Tuğrul Tanyol, Mühür Dergisi 2016, Sayı: 64

1 Temmuz 2016 Cuma

“Gün ola, umut yetişe”/ Öykü


“Hiç akıl edip de düşünen var mı?
Gün kimin hesabına tutar akşamı,
Rahmetinden kim demlenir bulutun”

Ahmed Arif

Sıcak çayını yudumladı. Elindeki zarları avucunda çalkalayıp oyun tahtasının ortasına salladı. Tahtanın köşesine çarpan zarlar güvercin gibi takla atarak pulların üstüne düştüler. Zarların düşeş geldiğini görünce gevrek gevrek güldü. “İki mars bir ters” olur demiştim muhtar, bu köyde beni tavlada yenecek yiğit daha anasından doğmadı” dedi Emin Aga.

“Haklısın” dedi muhtar. “Haklısın, Sezarın hakkı Sezara. Tavlada senden el almak zor amma gün ola, devran döne, gün ola, umut yetişe.”

Karşılıklı gülüştüler. Gözünün önünde uçuşup duran sineği eliyle kovaladıktan sonra: “Var mısın yeni bi’oyun daha oynamaya?” diye sordu Emin Aga.

“Oynarım oynamasına da ziraattan mühendis gelecekmiş. Onu bekliyorum. Eli kulağındadır. Misafiri kahvede karşılamak istemiyorum, muhtarlığa gideceğim.”

“Hayrola! Mühendis ne için geliyormuş?”

“Biliyorsun, iki yıldır bahar girmeden sebze meyveyi soğuklar pek fena vuruyor. Köylü çok zarar etti. Ahali, bıldırki soğuklar bu sene de olursa hâlimiz hepten duman olur diye dertlenip duruyordu. Ben de Kaymakama gidip durumu anlattım. O da Tarım Müdürünü arayıp köye bi’ziraat mühendisi gönderilmesini istedi. Mühendis meyve ağaçlarının ilkbahardan önce bakımı nasıl yapılır onu anlatacakmış. Senin anlayacağın bugün dışarlıklı misafirimiz var.”

Sözünü bitiren muhtar elini dizine vurdu. “Bana müsaade” dedi.
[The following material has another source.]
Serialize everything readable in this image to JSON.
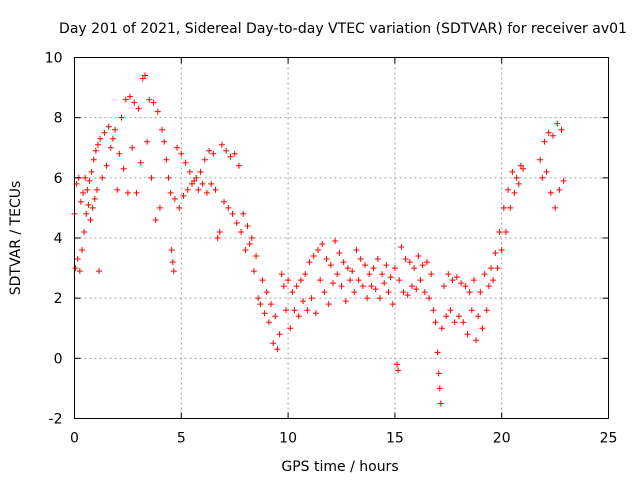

Ayağa kalktı. Şapkasını düzeltti. “Kelle başı çayları benim hesaba yaz Nâzım” diye ocakçıya seslendi.

Emin Aga kahvede yalnız kalınca gürüldeyen sobanın kenarındaki sandalyelerden birine ilişti. Soğuğa yiğitlik olmaz sözünü kim bilir kaç kere duymuştu büyüklerinden. Kuru ayaza insan dayanamıyordu ki ağaçlar dayansın. İki yıl önce elma bahçelerini don vurunca kıyıda köşede sakladığı hazırdan yemişti köylünün birçoğu. Köylü için tersine giden zaman acı, yokluk ölüm demekti. Bu yüzden alacak vereceklerini hattâ köyde düğünleri bile ertelemek zorunda kalmışlardı mahsulün düşüklüğünden.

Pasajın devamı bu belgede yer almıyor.